Two new articles are making me rethink the problems posed by ISIL and the divisions in Iraqi politics.

Audrey Cronin of George Mason University has a provocatively-titled piece for Foreign Affairs, "ISIS is not a terrorist group." What she means is that ISIL is quite different from al Qaeda, and the preferred U.S. strategies of counter-terrorism and counter-insurgency won't be effective. Her logic: ISIL is differently motivated than most terrorist groups: it seeks to control territory; already has substantial funding from oil revenues; has an urban power base, not susceptible to drone strikes; has a large, well-controlled military force. It can't be defeated by counter-insurgency, she argues, because Sunni Iraqis have already lost all faith in the Iraqi government. It's not 2006. when the surge was adopted.
But vast differences exist between the situation today and the one that Washington faced in 2006, and the logic of U.S. counterinsurgency does not suit the struggle against ISIS. The United States cannot win the hearts and minds of Iraq’s Sunni Arabs, because the Maliki government has already lost them. The Shiite-dominated Iraqi government has so badly undercut its own political legitimacy that it might be impossible to restore it. Moreover, the United States no longer occupies Iraq. Washington can send in more troops, but it cannot lend legitimacy to a government it no longer controls. ISIS is less an insurgent group fighting against an established government than one party in a conventional civil war between a breakaway territory and a weak central state.
She rules out a large American conventional war against ISIL because public support can't be sustained for it.
Of course, this opens up a third possible approach to ISIS, besides counterterrorism and counterinsurgency: a full-on conventional war against the group, waged with the goal of completely destroying it. Such a war would be folly. After experiencing more than a decade of continuous war, the American public simply would not support the long-term occupation and intense fighting that would be required to obliterate ISIS. The pursuit of a full-fledged military campaign would exhaust U.S. resources and offer little hope of obtaining the objective. Wars pursued at odds with political reality cannot be won. 

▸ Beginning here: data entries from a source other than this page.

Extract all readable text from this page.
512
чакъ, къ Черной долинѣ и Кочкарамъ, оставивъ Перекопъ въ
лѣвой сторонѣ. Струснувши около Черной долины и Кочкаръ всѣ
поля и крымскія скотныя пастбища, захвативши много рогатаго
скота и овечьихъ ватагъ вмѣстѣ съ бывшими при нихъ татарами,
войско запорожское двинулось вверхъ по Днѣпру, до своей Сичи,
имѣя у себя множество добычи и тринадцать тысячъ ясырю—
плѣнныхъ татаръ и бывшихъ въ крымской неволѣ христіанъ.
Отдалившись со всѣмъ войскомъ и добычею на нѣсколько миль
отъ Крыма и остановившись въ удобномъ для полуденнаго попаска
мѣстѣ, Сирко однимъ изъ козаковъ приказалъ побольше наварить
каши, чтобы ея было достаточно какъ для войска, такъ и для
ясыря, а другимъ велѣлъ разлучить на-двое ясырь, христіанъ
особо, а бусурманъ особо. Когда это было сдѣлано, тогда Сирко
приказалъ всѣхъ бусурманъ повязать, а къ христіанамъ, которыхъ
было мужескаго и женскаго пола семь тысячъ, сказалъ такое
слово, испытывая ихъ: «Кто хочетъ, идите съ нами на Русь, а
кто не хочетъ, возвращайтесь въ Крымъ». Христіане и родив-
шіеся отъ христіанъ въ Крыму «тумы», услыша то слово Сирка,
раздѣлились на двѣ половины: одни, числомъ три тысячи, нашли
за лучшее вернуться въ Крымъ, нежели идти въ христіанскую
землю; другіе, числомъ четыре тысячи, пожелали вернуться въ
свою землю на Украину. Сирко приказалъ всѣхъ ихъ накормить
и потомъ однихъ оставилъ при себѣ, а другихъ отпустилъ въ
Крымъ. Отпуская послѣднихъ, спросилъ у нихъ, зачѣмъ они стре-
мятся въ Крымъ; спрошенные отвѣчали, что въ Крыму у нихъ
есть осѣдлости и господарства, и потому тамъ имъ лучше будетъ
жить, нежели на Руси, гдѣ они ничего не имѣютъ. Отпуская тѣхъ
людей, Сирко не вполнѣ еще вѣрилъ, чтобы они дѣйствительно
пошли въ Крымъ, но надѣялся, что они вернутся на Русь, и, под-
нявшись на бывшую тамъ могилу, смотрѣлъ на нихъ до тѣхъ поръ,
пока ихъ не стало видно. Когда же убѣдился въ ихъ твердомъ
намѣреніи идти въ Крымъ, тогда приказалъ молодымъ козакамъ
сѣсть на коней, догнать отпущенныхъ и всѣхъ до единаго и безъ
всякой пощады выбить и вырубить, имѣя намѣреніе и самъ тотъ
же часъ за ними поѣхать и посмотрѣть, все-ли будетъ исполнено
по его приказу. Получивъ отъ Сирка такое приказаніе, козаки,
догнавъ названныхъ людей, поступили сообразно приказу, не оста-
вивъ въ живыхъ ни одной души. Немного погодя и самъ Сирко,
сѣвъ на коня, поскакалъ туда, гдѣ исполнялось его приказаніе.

The sobering fact is that the United States has no good military options in its fight against ISIS. Neither counterterrorism, nor counterinsurgency, nor conventional warfare is likely to afford Washington a clear-cut victory against the group. For the time being, at least, the policy that best matches ends and means and that has the best chance of securing U.S. interests is one of offensive containment: combining a limited military campaign with a major diplomatic and economic effort to weaken ISIS and align the interests of the many countries that are threatened by the group’s advance.

Another alternative view of Iraqi politics comes from Doug Ollivant, who has military and NSC policy experience in Iraq.Like Cronin, he sees the Iraqi Sunnis as decisively weakened.
The occupation of the Sunni regions of Iraq by ISIL is a cataclysm from which the Sunni will not recover for a generation or more.
He also sees the Kurds as like "just plain Iraq."  Their dreams of independence have been vetoed by Turkey, who also controls their export of oil, and their corrupt politics limits their chances. Ollivant is more hopeful that Iraqi politics will find ways to muddle through, but I was surprised by his pessimistic views of the Kurds and the Sunnis.